39Im übrigen war die Beklagte auch zur Kündigung des Architektenvertrages berechtigt.
40Das Verhalten der Klägerin ist als endgültige und ernsthafte Leistungsverweigerung einzustufen.
41Dies wird insbesondere durch das Schreiben der Klägerin an das Sportamt der Beklagten vom 23.10.2010 deutlich, in dem eine Weiterführung der Arbeiten seitens der Klägerin nur in Aussicht gestellt wurde, sofern sie das Projekt ohne Einschalten der Projektleiterin der Beklagten zu Ende bringen könnten. Damit hat die Klägerin zu erkennen gegeben, dass sie nur bei Erfüllung von ihr einseitig gesetzte Bedingungen bereit ist, ihre vertraglichen Verpflichtungen zu erfüllen.
42Sofern die Klägerin nunmehr behauptet, eine Weiterführung der Arbeiten sei an der fehlenden Mitarbeit der Beklagten gescheitert, so ergibt sich auch aus dem weiteren außergerichtlichen Schriftverkehr nicht, wann die Beklagte zu welcher konkreten Mitwirkung aufgefordert wurde. Vielmehr ergibt sich hieraus, dass die Forderungen der Beklagten aufgrund des fehlenden Sachverstands der Projektleiterin als unsinnig abgetan wurden. So heißt es in dem Schreiben vom 14.10.2010 (Bl. 66 d. A.), dass es ein fruchtloser und wenig zielführender Aufwand sei, eingereichte Genehmigungsunterlagen nach Erhalt der Genehmigung noch zu überarbeiten, deswegen sei hierfür auch kein Termin zugesichert worden.
43Auch aus der Anlage K 18 (Bl. 247 d. A.) ergibt sich nicht, dass die Beklagte konkret zu irgendwelchen Mitwirkungshandlungen aufgefordert wurde, sondern vielmehr, dass die Behauptungen und Forderungen der Beklagten als unsachgemäß abgetan wurden.
44Die Kostenentscheidung beruht auf § 91 ZPO, die Entscheidung über die vorläufige Vollstreckbarkeit auf § 709 Satz 1 und 2 ZPO.
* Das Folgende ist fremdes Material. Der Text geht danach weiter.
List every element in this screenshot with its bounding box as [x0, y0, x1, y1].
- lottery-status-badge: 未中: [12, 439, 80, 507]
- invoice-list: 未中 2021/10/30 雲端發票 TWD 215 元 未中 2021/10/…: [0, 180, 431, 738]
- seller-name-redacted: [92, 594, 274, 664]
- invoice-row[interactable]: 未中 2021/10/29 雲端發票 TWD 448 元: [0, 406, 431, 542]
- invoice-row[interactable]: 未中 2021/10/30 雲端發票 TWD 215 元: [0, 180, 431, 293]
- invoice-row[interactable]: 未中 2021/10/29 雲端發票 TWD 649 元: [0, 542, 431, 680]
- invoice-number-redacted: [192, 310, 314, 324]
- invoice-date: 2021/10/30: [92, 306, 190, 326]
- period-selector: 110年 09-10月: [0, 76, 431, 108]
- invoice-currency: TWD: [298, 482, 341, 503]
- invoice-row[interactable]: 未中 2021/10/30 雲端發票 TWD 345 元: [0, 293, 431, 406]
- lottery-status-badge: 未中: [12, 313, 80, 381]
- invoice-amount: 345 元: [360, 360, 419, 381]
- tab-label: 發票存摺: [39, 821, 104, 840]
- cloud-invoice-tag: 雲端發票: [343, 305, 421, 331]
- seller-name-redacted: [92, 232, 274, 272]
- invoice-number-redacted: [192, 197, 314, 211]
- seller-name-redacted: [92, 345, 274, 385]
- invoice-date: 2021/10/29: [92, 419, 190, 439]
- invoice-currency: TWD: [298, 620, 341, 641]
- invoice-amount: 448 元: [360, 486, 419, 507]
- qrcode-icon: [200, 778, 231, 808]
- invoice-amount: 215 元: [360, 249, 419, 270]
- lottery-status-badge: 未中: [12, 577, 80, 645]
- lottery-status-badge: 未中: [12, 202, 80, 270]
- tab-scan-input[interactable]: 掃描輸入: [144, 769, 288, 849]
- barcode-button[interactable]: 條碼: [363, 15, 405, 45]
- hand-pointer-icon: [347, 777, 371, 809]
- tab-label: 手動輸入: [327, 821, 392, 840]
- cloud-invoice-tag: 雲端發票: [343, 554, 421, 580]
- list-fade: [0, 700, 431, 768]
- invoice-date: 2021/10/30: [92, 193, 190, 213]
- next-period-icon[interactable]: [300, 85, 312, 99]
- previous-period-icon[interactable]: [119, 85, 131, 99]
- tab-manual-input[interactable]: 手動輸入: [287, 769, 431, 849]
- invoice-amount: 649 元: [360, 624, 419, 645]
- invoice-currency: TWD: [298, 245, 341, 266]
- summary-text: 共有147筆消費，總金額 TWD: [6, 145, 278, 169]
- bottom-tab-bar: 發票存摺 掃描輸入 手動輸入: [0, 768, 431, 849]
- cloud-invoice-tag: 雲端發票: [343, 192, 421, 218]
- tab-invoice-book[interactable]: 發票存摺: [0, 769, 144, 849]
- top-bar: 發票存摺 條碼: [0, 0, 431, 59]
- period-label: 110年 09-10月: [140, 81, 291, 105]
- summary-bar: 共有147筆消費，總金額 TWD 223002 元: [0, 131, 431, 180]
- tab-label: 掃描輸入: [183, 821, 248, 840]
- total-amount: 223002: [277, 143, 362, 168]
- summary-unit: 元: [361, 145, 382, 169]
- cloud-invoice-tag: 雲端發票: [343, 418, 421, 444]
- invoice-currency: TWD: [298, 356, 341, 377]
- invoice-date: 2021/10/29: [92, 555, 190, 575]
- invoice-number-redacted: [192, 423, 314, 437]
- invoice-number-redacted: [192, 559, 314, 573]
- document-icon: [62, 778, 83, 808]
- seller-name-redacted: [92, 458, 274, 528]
45Der Streitwert wird festgesetzt auf 77.314,73 €. Die mit dem Klageantrag weiter verfolgten Ansprüche auf Zahlung von außergerichtlichen Rechtsanwaltskosten und Zinsen wirken sich nicht streitwerterhöhend aus, da es sich insoweit um Nebenforderungen handelt (Zöller-Herget, ZPO, 28. Aufl. 2011, § 4 Rn. 11 und 13).